READ MORE: Wine on tap, profits, flow at Sixty Vines.

The experience with Twin Peaks, however, which was founded in 2005 and grew to 78 locations when the La Cima announcement was made, is always a source to pull from for Dewitt. “We’re always trying to go where the puck is going as the expression goes in hockey. We want to build restaurant concepts that are for the next 20—30 years,” Dewitt says.

Front Burner concept Sixty Vines is thriving with a wine-on-tap model perfectly suited for customers of all ages and price points.

Velvet Taco is one such concept. The brand received a significant investment from L Catterton in 2016 and is poised for rapid growth.

Dewitt has pretty much seen it all at this point of his career. He started with Half Shell’s Oyster Bar & Grill in University Park, Texas, in 1994. Dewitt went on to build Rockfish, a brand that caught the eye of Brinker International. With the backing of the publicly traded giant, the concept grew too quickly and swerved off course. Dewitt ended up buying the company back and contracting it before selling it again.

Dewitt partnered with Scott Gordon to create Twin Peaks in 2005, and it took off quickly, experiencing over 50 percent year-over-year growth from 2012—2015.

These days, Dewitt and Front Burner are in a place where developing restaurants feels like trying on a tailored suit. The company doesn’t need to expand as much as it strives to create something lasting and memorable.

“Being cutting edge is exciting. We don’t just create concepts because we can,” he says. Dewitt uses upcoming seafood concept The Keeper as an example. “We have direct sourcing from fishermen in Alaska and the Pacific Rim, just from travels and friendships and some relatives that will allow us to source fresher and better seafood than we think anybody else in the Dallas-Fort Worth area. That’s why we’re bringing that brand to life. Otherwise we probably wouldn’t have done it. We would never say, ‘Let’s just do a seafood concept in the same every other seafood restaurant in the area does.’ That’s not who we are.”

Dewitt sold Rockfish for a second time nearly 10 years ago, a summer decision that involved cutting bait with casual dining in a sense. In Dewitt’s view, the segment is oversaturated and rigid. There are too many seats and too many options.

“The real opportunity is how to reuse some of that real estate because casual dining is closing more restaurants than they’re opening right now,” he says.

Polished casual, on the other hand, is a different story. Why? “It’s driven by food quality and the fact that most polished casual restaurants are more locally owned and owner operated,” he says. “They’re not chains.
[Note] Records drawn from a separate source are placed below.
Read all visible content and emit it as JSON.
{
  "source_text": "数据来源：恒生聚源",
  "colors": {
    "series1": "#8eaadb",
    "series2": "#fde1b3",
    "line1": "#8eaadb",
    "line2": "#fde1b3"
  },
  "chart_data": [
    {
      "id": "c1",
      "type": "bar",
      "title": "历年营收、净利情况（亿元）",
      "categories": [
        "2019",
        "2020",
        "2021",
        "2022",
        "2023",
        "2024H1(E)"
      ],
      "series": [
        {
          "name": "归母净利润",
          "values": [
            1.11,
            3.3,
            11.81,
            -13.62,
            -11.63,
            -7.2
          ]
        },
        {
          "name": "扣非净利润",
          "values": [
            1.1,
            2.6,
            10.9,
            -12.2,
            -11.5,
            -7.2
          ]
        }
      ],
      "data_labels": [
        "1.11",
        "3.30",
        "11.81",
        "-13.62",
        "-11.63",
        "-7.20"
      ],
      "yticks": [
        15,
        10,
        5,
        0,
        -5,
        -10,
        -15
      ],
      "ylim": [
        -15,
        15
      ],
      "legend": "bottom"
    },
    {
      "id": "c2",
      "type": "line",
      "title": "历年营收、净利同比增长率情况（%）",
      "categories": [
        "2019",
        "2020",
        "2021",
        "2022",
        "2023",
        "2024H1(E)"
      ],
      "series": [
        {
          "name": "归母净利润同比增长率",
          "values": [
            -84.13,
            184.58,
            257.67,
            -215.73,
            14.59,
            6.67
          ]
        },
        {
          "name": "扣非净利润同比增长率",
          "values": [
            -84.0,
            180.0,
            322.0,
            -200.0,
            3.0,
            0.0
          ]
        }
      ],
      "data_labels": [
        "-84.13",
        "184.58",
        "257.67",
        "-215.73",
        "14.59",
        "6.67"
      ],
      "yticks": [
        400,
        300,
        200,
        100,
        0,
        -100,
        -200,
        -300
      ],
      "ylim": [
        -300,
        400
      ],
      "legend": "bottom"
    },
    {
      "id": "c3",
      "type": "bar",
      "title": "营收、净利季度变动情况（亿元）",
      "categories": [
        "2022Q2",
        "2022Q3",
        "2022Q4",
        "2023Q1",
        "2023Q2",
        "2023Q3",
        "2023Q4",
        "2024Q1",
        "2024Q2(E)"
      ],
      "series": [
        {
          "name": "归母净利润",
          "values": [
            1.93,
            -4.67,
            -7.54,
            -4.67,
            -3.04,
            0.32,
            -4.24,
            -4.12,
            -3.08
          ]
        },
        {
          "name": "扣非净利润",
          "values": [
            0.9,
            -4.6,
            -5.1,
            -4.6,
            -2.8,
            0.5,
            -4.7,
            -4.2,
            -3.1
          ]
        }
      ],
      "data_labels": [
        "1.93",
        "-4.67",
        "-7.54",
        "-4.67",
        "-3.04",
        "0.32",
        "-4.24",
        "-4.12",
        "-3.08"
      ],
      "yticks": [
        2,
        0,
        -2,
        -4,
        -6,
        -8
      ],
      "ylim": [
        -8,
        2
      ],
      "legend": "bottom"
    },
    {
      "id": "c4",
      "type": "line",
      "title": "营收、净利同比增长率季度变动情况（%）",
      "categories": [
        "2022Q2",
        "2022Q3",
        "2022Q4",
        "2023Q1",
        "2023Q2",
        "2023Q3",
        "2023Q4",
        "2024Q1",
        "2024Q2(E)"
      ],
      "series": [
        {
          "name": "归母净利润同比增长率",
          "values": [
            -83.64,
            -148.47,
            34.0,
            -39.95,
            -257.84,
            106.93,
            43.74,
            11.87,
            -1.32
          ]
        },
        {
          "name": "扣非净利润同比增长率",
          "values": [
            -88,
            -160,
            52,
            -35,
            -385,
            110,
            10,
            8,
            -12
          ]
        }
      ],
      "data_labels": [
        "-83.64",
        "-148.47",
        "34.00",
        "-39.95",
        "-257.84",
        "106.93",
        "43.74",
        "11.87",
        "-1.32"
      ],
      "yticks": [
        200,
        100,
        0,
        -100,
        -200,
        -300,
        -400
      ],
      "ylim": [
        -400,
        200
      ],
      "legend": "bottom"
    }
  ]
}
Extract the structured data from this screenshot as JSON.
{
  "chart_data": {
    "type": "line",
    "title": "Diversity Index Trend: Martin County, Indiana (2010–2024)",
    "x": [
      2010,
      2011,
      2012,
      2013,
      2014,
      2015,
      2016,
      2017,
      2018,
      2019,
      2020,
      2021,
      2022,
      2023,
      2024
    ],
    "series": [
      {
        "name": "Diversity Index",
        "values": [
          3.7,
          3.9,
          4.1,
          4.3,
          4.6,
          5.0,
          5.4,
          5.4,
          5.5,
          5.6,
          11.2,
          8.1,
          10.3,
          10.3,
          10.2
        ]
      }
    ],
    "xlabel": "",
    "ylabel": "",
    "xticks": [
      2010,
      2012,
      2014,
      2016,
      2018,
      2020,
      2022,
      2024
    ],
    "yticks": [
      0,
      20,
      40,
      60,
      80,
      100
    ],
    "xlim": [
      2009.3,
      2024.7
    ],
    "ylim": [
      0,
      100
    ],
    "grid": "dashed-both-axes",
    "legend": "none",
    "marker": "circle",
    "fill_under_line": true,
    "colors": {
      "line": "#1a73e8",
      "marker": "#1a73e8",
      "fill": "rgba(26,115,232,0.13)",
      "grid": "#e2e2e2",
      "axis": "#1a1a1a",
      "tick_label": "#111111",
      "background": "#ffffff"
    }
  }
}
They might be small, regional operations that have a dozen or fewer restaurants. That’s just more appealing to consumers.”

Velvet Taco has big plans for growth.

And from a sourcing equation, smaller chains, Dewitt says, are far more nimble when it comes to delivering the farm-to-table promise so many consumers yearn for.
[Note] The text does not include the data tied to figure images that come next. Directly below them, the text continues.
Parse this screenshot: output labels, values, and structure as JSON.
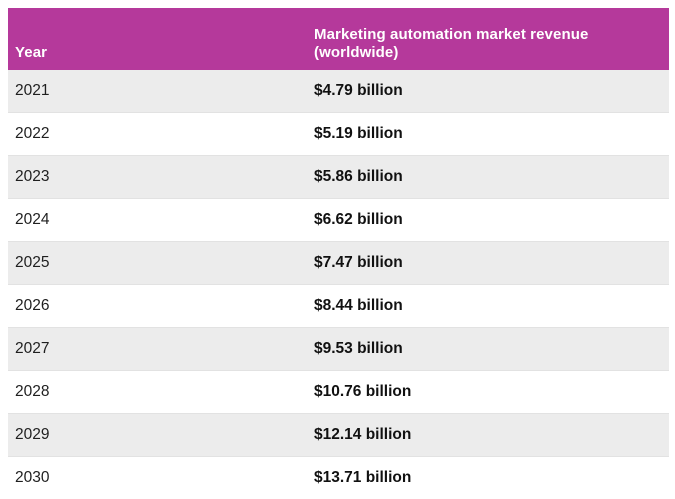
{
  "theme": {
    "header_bg": "#b5399b",
    "header_text": "#ffffff",
    "row_shade": "#ececec"
  },
  "chart_data": {
    "type": "table",
    "columns": [
      "Year",
      "Marketing automation market revenue (worldwide)"
    ],
    "rows": [
      [
        "2021",
        "$4.79 billion"
      ],
      [
        "2022",
        "$5.19 billion"
      ],
      [
        "2023",
        "$5.86 billion"
      ],
      [
        "2024",
        "$6.62 billion"
      ],
      [
        "2025",
        "$7.47 billion"
      ],
      [
        "2026",
        "$8.44 billion"
      ],
      [
        "2027",
        "$9.53 billion"
      ],
      [
        "2028",
        "$10.76 billion"
      ],
      [
        "2029",
        "$12.14 billion"
      ],
      [
        "2030",
        "$13.71 billion"
      ]
    ],
    "shaded_rows": [
      0,
      2,
      4,
      6,
      8
    ]
  }
}
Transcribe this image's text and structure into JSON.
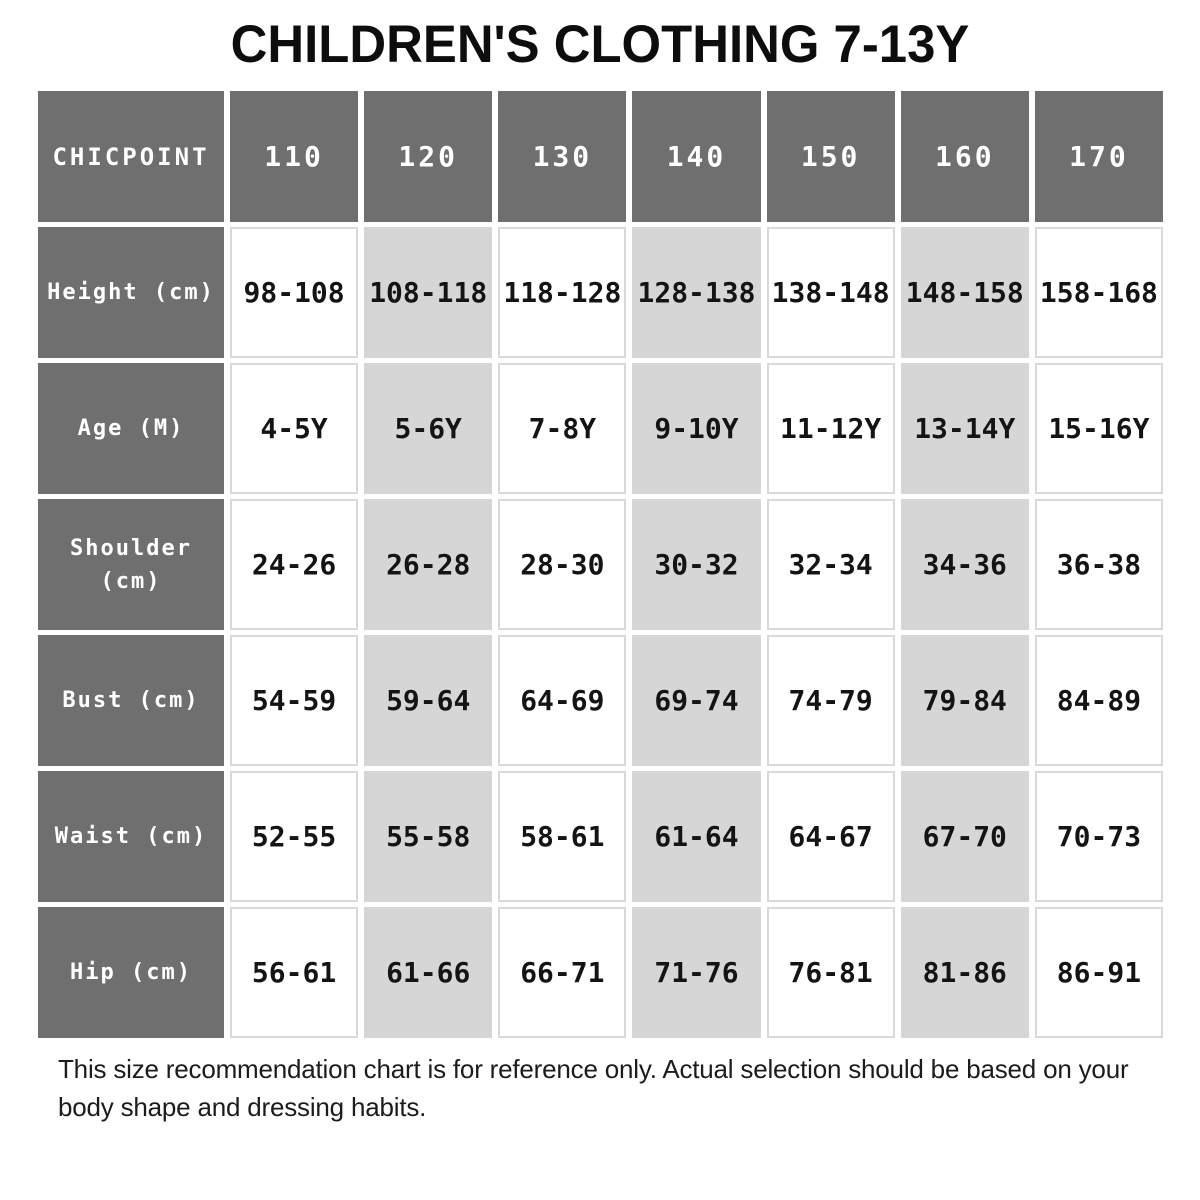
{
  "title": "CHILDREN'S CLOTHING 7-13Y",
  "footer_note": "This size recommendation chart is for reference only. Actual selection should be based on your body shape and dressing habits.",
  "colors": {
    "header_bg": "#6f6f6f",
    "shaded_cell_bg": "#d6d6d6",
    "cell_border": "#d9d9d9",
    "header_text": "#ffffff",
    "body_text": "#141414"
  },
  "chart_data": {
    "type": "table",
    "title": "CHILDREN'S CLOTHING 7-13Y",
    "brand": "CHICPOINT",
    "columns": [
      "CHICPOINT",
      "110",
      "120",
      "130",
      "140",
      "150",
      "160",
      "170"
    ],
    "rows": [
      [
        "Height (cm)",
        "98-108",
        "108-118",
        "118-128",
        "128-138",
        "138-148",
        "148-158",
        "158-168"
      ],
      [
        "Age (M)",
        "4-5Y",
        "5-6Y",
        "7-8Y",
        "9-10Y",
        "11-12Y",
        "13-14Y",
        "15-16Y"
      ],
      [
        "Shoulder (cm)",
        "24-26",
        "26-28",
        "28-30",
        "30-32",
        "32-34",
        "34-36",
        "36-38"
      ],
      [
        "Bust (cm)",
        "54-59",
        "59-64",
        "64-69",
        "69-74",
        "74-79",
        "79-84",
        "84-89"
      ],
      [
        "Waist (cm)",
        "52-55",
        "55-58",
        "58-61",
        "61-64",
        "64-67",
        "67-70",
        "70-73"
      ],
      [
        "Hip (cm)",
        "56-61",
        "61-66",
        "66-71",
        "71-76",
        "76-81",
        "81-86",
        "86-91"
      ]
    ],
    "shaded_columns": [
      "120",
      "140",
      "160"
    ],
    "layout_hint": "first column and header row dark gray; size columns 120/140/160 shaded light gray"
  }
}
“To cede that level of control, to the restaurant level, about what’s on their menus is really difficult for those larger chains,” he says. “… Especially the publicly traded ones because food cost margins, things like that, are controlling a lot of their decisions.”

Another point Dewitt makes is that Front Burner has the ability, as a multi-concept company, to fit its restaurants to the real estate—not the other way around. Recently on a tour in Houston, advisers showed Dewitt a space they felt could work for Sixty Vines. While it would likely succeed there, Dewitt recognized the venue as a much snugger fit for a future concept set to debut this fall.

“We can just call an audible and say we’re going to do this. I think that’s a strong advantage to keep the company growing,” he says.

Creativity and innovation bring Dewitt back to Legacy Hall. Regardless of which space he explores, the foodservice industry is more diverse and lively than it’s ever been.

“Just look at the trend of consumers being so excited about food,” he says. “It’s amazing who I meet and they say they watch [food shows on TV]. They just run out of other ideas or there are no more football or basketball games to watch so they turn on food. And they’re not even a foodie but they become one by consuming that content. If you think about that, it’s a pretty exciting prospect for the industry and for the future of this business. We’re excited to be a leading part of it.”